Zum Ende seiner Amtszeit als Staatsoberhaupt Bulgariens hielt Rossen Plewneliew eine bemerkenswerte Rede vor dem Europäischen Parlament in Straßburg. Am Rande der Parlamentsdebatte über die Migrationskrise in Europa sprach der scheidende bulgarische Präsident über die großen politischen Herausforderungen vor der Europäischen Union. Die Schärfe im Ton des sonst eher zurückhaltenden Plewneliew beeindruckte die Europaabgeordneten, und Parlamentspräsident Martin Schulz nannte sie „mutig“, ja sogar „kühn“.
Vom Rednerpult im Europäischen Parlament hat Plewneliew vor einer neuen Aufteilung Europas gewarnt. „Nach der Zeit des Kalten Krieges kam die Zeit des Kalten Friedens. In unserer heutigen Welt gibt es viele Krisen, eine davon ist, dass Russland sich den Prinzipien des Völkerrechts widersetzt. Der Kreml versucht, die Europäische Union zu destabilisieren. Die Sicherheitslage war seit dem Ende des Zweiten Weltkriegs nie so dramatisch, wie heute und wenn der Westen eine zweite Konferenz von Jalta zulässt, wird es einer historischen Scham gleich sein“, so Bulgariens Präsident Plewneliew vor dem Europäischen Parlament.
Auf Reaktionen auf die beeindruckende Rede des bulgarischen Staatschefs musste man in Bulgarien ein paar Tage warten. Und es meldete sich nicht die Politik als erste. Die Präsidentenrede spaltet die Öffentlichkeit in Bulgarien. Während die sozialistische Opposition und ihre Anhänger von einer „zu kritischen Rede gegen Moskau“ sprechen, loben die Konservativen den Staatschef für seine „visionäre Betrachtung Europas“. Der frühere Sozialistenchef Michael Mikow kommentierte, die Rede des Präsidenten drücke seine „beschämende und dienerische Haltung“ gegenüber dem Westen aus.
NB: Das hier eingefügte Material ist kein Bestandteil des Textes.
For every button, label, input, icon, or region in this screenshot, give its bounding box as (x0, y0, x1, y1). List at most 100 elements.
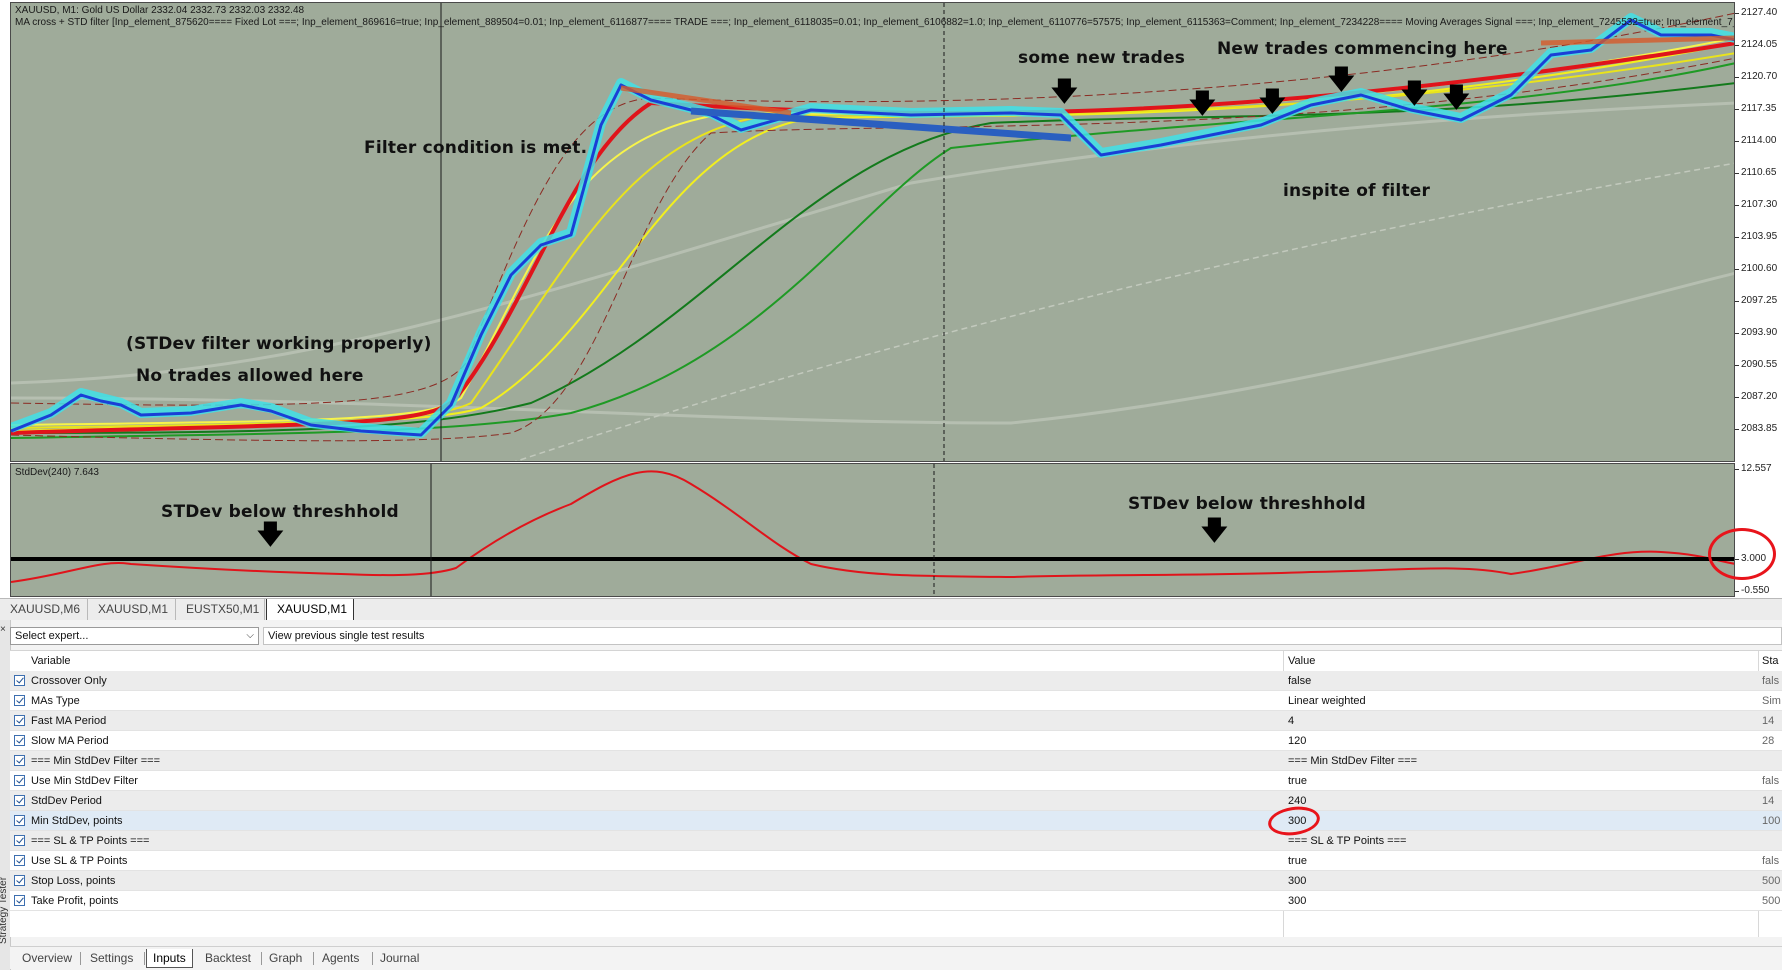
row-checkbox[interactable] (14, 675, 25, 686)
tab-backtest[interactable]: Backtest (205, 951, 252, 965)
row-checkbox[interactable] (14, 695, 25, 706)
row-value[interactable]: === Min StdDev Filter === (1288, 755, 1418, 767)
row-checkbox[interactable] (14, 815, 25, 826)
row-value[interactable]: true (1288, 855, 1307, 867)
table-row[interactable]: StdDev Period 240 14 (10, 791, 1782, 811)
row-checkbox[interactable] (14, 875, 25, 886)
row-value[interactable]: false (1288, 675, 1312, 687)
table-row[interactable]: MAs Type Linear weighted Sim (10, 691, 1782, 711)
table-row[interactable]: Stop Loss, points 300 500 (10, 871, 1782, 891)
row-value[interactable]: 300 (1288, 875, 1307, 887)
stddev-line (11, 470, 1734, 583)
row-checkbox[interactable] (14, 755, 25, 766)
annotation-stdev-below-1: STDev below threshhold (161, 502, 399, 522)
row-start[interactable]: 14 (1762, 795, 1775, 807)
row-value[interactable]: 300 (1288, 815, 1307, 827)
row-variable: Stop Loss, points (31, 875, 116, 887)
table-row[interactable]: Slow MA Period 120 28 (10, 731, 1782, 751)
table-row[interactable]: Crossover Only false fals (10, 671, 1782, 691)
stddev-canvas (11, 464, 1734, 596)
tab-graph[interactable]: Graph (269, 951, 303, 965)
table-row[interactable]: Fast MA Period 4 14 (10, 711, 1782, 731)
row-value[interactable]: 4 (1288, 715, 1295, 727)
price-chart-pane[interactable]: XAUUSD, M1: Gold US Dollar 2332.04 2332.… (10, 2, 1735, 462)
column-header-start[interactable]: Sta (1762, 655, 1779, 667)
row-start[interactable]: fals (1762, 675, 1780, 687)
row-variable: Fast MA Period (31, 715, 107, 727)
table-row[interactable]: Use SL & TP Points true fals (10, 851, 1782, 871)
row-checkbox[interactable] (14, 895, 25, 906)
price-label: 2127.40 (1741, 7, 1778, 18)
annotation-filter-met: Filter condition is met. (364, 138, 588, 158)
dashed-band-lower (11, 57, 1734, 442)
price-scale[interactable]: 2127.40 2124.05 2120.70 2117.35 2114.00 … (1735, 2, 1782, 597)
row-start[interactable]: 28 (1762, 735, 1775, 747)
slow-ma-faint-2 (11, 271, 1734, 425)
row-checkbox[interactable] (14, 855, 25, 866)
down-arrow-icon: 🡇 (1401, 79, 1428, 109)
chart-tab-bar: XAUUSD,M6 XAUUSD,M1 EUSTX50,M1 XAUUSD,M1 (0, 598, 1782, 622)
row-value[interactable]: 120 (1288, 735, 1307, 747)
trade-connector-lines (690, 107, 1072, 142)
chart-tab[interactable]: EUSTX50,M1 (176, 599, 265, 620)
column-header-value[interactable]: Value (1288, 655, 1316, 667)
row-start[interactable]: Sim (1762, 695, 1781, 707)
price-label: 2107.30 (1741, 199, 1778, 210)
stddev-indicator-pane[interactable]: StdDev(240) 7.643 STDev below threshhold… (10, 463, 1735, 597)
table-row[interactable]: Take Profit, points 300 500 (10, 891, 1782, 911)
chevron-down-icon: ⌵ (246, 630, 254, 641)
tester-tab-bar: Overview Settings Inputs Backtest Graph … (10, 946, 1782, 969)
down-arrow-icon: 🡇 (1189, 89, 1216, 119)
tab-inputs[interactable]: Inputs (146, 949, 193, 968)
tab-settings[interactable]: Settings (90, 951, 134, 965)
row-start[interactable]: 14 (1762, 715, 1775, 727)
price-label: 2100.60 (1741, 263, 1778, 274)
chart-window: XAUUSD, M1: Gold US Dollar 2332.04 2332.… (10, 2, 1782, 597)
table-row[interactable]: === SL & TP Points === === SL & TP Point… (10, 831, 1782, 851)
highlight-circle-threshold (1708, 528, 1776, 580)
annotation-some-new-trades: some new trades (1018, 48, 1186, 68)
tab-overview[interactable]: Overview (22, 951, 73, 965)
close-icon[interactable]: × (0, 624, 6, 635)
sub-scale-label: 12.557 (1741, 463, 1772, 474)
row-start[interactable]: fals (1762, 775, 1780, 787)
row-start[interactable]: 500 (1762, 875, 1781, 887)
row-checkbox[interactable] (14, 795, 25, 806)
tab-agents[interactable]: Agents (322, 951, 360, 965)
row-checkbox[interactable] (14, 735, 25, 746)
row-value[interactable]: Linear weighted (1288, 695, 1366, 707)
chart-tab[interactable]: XAUUSD,M6 (0, 599, 88, 620)
table-row-selected[interactable]: Min StdDev, points 300 100 (10, 811, 1782, 831)
row-value[interactable]: 300 (1288, 895, 1307, 907)
down-arrow-icon: 🡇 (1201, 516, 1228, 546)
expert-select-dropdown[interactable]: Select expert... ⌵ (10, 627, 259, 645)
chart-tab[interactable]: XAUUSD,M1 (88, 599, 176, 620)
row-variable: Take Profit, points (31, 895, 119, 907)
indicator-label: StdDev(240) 7.643 (15, 467, 99, 478)
row-checkbox[interactable] (14, 715, 25, 726)
annotation-stdev-below-2: STDev below threshhold (1128, 494, 1366, 514)
price-label: 2097.25 (1741, 295, 1778, 306)
row-value[interactable]: true (1288, 775, 1307, 787)
previous-results-field[interactable]: View previous single test results (263, 627, 1782, 645)
row-checkbox[interactable] (14, 835, 25, 846)
table-row[interactable]: === Min StdDev Filter === === Min StdDev… (10, 751, 1782, 771)
row-value[interactable]: 240 (1288, 795, 1307, 807)
tab-journal[interactable]: Journal (380, 951, 420, 965)
chart-symbol-info: XAUUSD, M1: Gold US Dollar 2332.04 2332.… (15, 5, 305, 16)
column-header-variable[interactable]: Variable (31, 655, 71, 667)
row-start[interactable]: 500 (1762, 895, 1781, 907)
row-start[interactable]: 100 (1762, 815, 1781, 827)
price-label: 2120.70 (1741, 71, 1778, 82)
down-arrow-icon: 🡇 (257, 520, 284, 550)
row-variable: StdDev Period (31, 795, 102, 807)
sub-scale-label: -0.550 (1741, 585, 1770, 596)
row-start[interactable]: fals (1762, 855, 1780, 867)
table-row[interactable]: Use Min StdDev Filter true fals (10, 771, 1782, 791)
chart-tab-active[interactable]: XAUUSD,M1 (266, 599, 354, 621)
row-variable: Slow MA Period (31, 735, 109, 747)
row-checkbox[interactable] (14, 775, 25, 786)
price-chart-canvas (11, 3, 1734, 461)
row-value[interactable]: === SL & TP Points === (1288, 835, 1407, 847)
price-label: 2087.20 (1741, 391, 1778, 402)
Der Co-Vorsitzende der mitregierenden Patriotischen Front Krassimir Karakatschanow betonte seinerseits, es sei nicht angebracht, dass der bulgarische Staatschef „kritischer als der amerikanische Präsident“ gegenüber Russland sei, während die Ukraine und Russland „keine 1000 Kilometer“ von Bulgarien entfernt seien und „wir ausbalancierter“ sein sollten.
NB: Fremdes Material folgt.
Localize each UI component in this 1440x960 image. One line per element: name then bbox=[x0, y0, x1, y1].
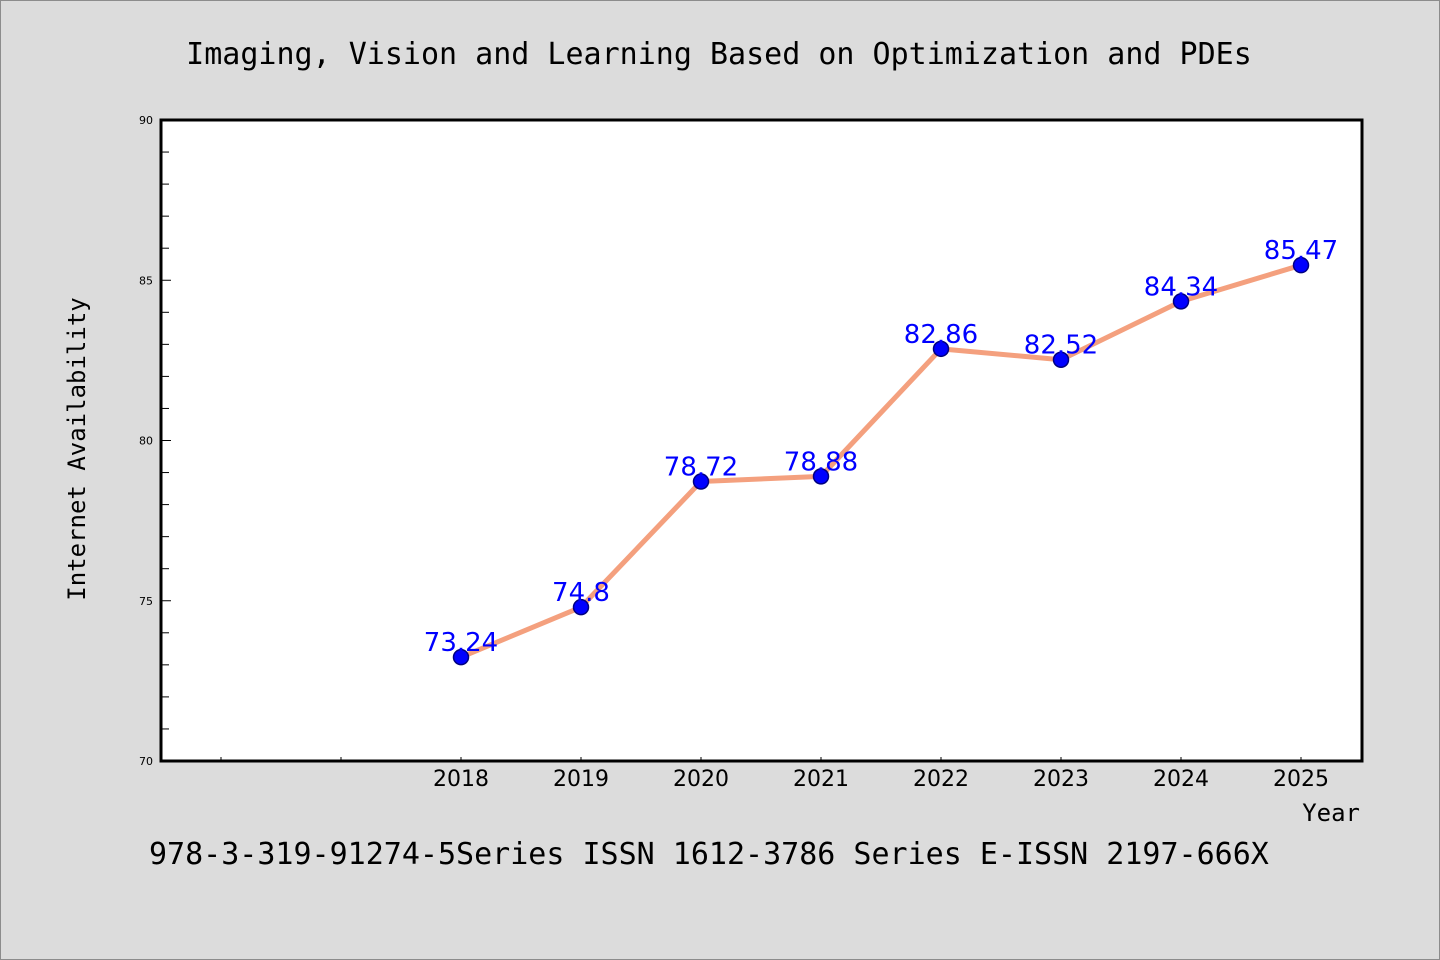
data-point bbox=[1172, 293, 1190, 310]
data-label: 78.88 bbox=[784, 447, 858, 477]
data-points-group bbox=[452, 256, 1310, 666]
y-tick-label: 75 bbox=[139, 595, 153, 608]
data-point bbox=[932, 340, 950, 358]
x-tick-label: 2022 bbox=[913, 767, 969, 792]
data-label: 82.86 bbox=[904, 320, 978, 350]
series-line-group bbox=[458, 262, 1304, 660]
x-tick-label: 2018 bbox=[433, 767, 489, 792]
y-tick-label: 70 bbox=[139, 755, 153, 768]
x-tick-label: 2025 bbox=[1273, 767, 1329, 792]
series-line bbox=[458, 262, 1304, 660]
data-point bbox=[1052, 351, 1070, 368]
y-tick-label: 85 bbox=[139, 274, 153, 287]
y-tick-label: 90 bbox=[139, 114, 153, 127]
x-tick-label: 2019 bbox=[553, 767, 609, 792]
data-point bbox=[572, 598, 590, 616]
x-tick-label: 2023 bbox=[1033, 767, 1089, 792]
y-tick-label: 80 bbox=[139, 435, 153, 448]
x-tick-label: 2024 bbox=[1153, 767, 1209, 792]
chart-title: Imaging, Vision and Learning Based on Op… bbox=[186, 37, 1252, 72]
data-point bbox=[812, 468, 830, 485]
data-labels-group: 73.24 74.8 78.72 78.88 82.86 82.52 84.34 85.47 bbox=[424, 236, 1338, 658]
data-label: 73.24 bbox=[424, 628, 498, 658]
x-axis-label: Year bbox=[1302, 799, 1360, 827]
plot-frame bbox=[159, 118, 1364, 763]
x-tick-label: 2021 bbox=[793, 767, 849, 792]
x-tick-label: 2020 bbox=[673, 767, 729, 792]
data-label: 74.8 bbox=[552, 578, 610, 608]
data-label: 85.47 bbox=[1264, 236, 1338, 266]
x-axis-ticks: 2018 2019 2020 2021 2022 2023 2024 2025 bbox=[220, 757, 1329, 792]
data-label: 82.52 bbox=[1024, 331, 1098, 361]
data-label: 84.34 bbox=[1144, 272, 1218, 302]
data-label: 78.72 bbox=[664, 453, 738, 483]
plot-area bbox=[161, 120, 1362, 761]
data-point bbox=[692, 473, 710, 490]
data-point bbox=[1292, 256, 1310, 274]
data-point bbox=[452, 648, 470, 666]
footer-text: 978-3-319-91274-5Series ISSN 1612-3786 S… bbox=[149, 837, 1269, 872]
y-axis-label: Internet Availability bbox=[63, 297, 91, 600]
Diese kritischen Worte kamen beim konservativen Reformblock, der ebenfalls in der bulgarischen Regierung sitzt, gar nicht gut an. Russland sei nicht der Schwerpunkt der Präsidentenrede, argumentierten sie. Darüber hinaus spreche die breite Unterstützung der Europaabgeordneten für die Resonanz der Ansprache.
Bulgariens Staatspräsident Rossen Plewneliew hat sich für die Fortsetzung der Russland-Sanktionen ausgesprochen. Da er zuvor bekannt gegeben hatte, dass er für eine zweite Amtszeit nicht zur Verfügung steht, deuteten die politischen Beobachter in Bulgarien die deutlichen Worte des Staatschefs als Ausdruck seiner wiedererlangten politischen Freiheit. Er stehe nicht mehr im Schatten der Regierungspartei, die ihn vor fünf Jahren für das höchste Amt im Land nominiert hatte, und dürfe deshalb wesentlich offener reden, als es sich etwa Ministerpräsident Borissow in der komplizierten geopolitischen Situation im In- und Ausland erlauben könne. In der Tat – die Russland-Sanktionen scheinen, mittlerweile auf wackeligen Füßen zu stehen, nachdem sich Frankreich, Deutschland und Ungarn für ihre Aufhebung ausgesprochen haben. Da ist Bulgarien anderer Meinung und sie korrespondiert viel zu stark mit der Meinung über dem großen Teich.
Die unerwartete Deutlichkeit der Präsidentschaftsrede in Straßburg hat vermutlich auch einen ganz anderen Aspekt. So bereitet sich Plewneliew laut Beobachtern in Sofia auf eine politische Karriere inder EUvor, nachdem er Anfang nächsten Jahres das Amt des Präsidenten an seinen Nachfolger abtritt. Ob das so ist, müssen wir abwarten.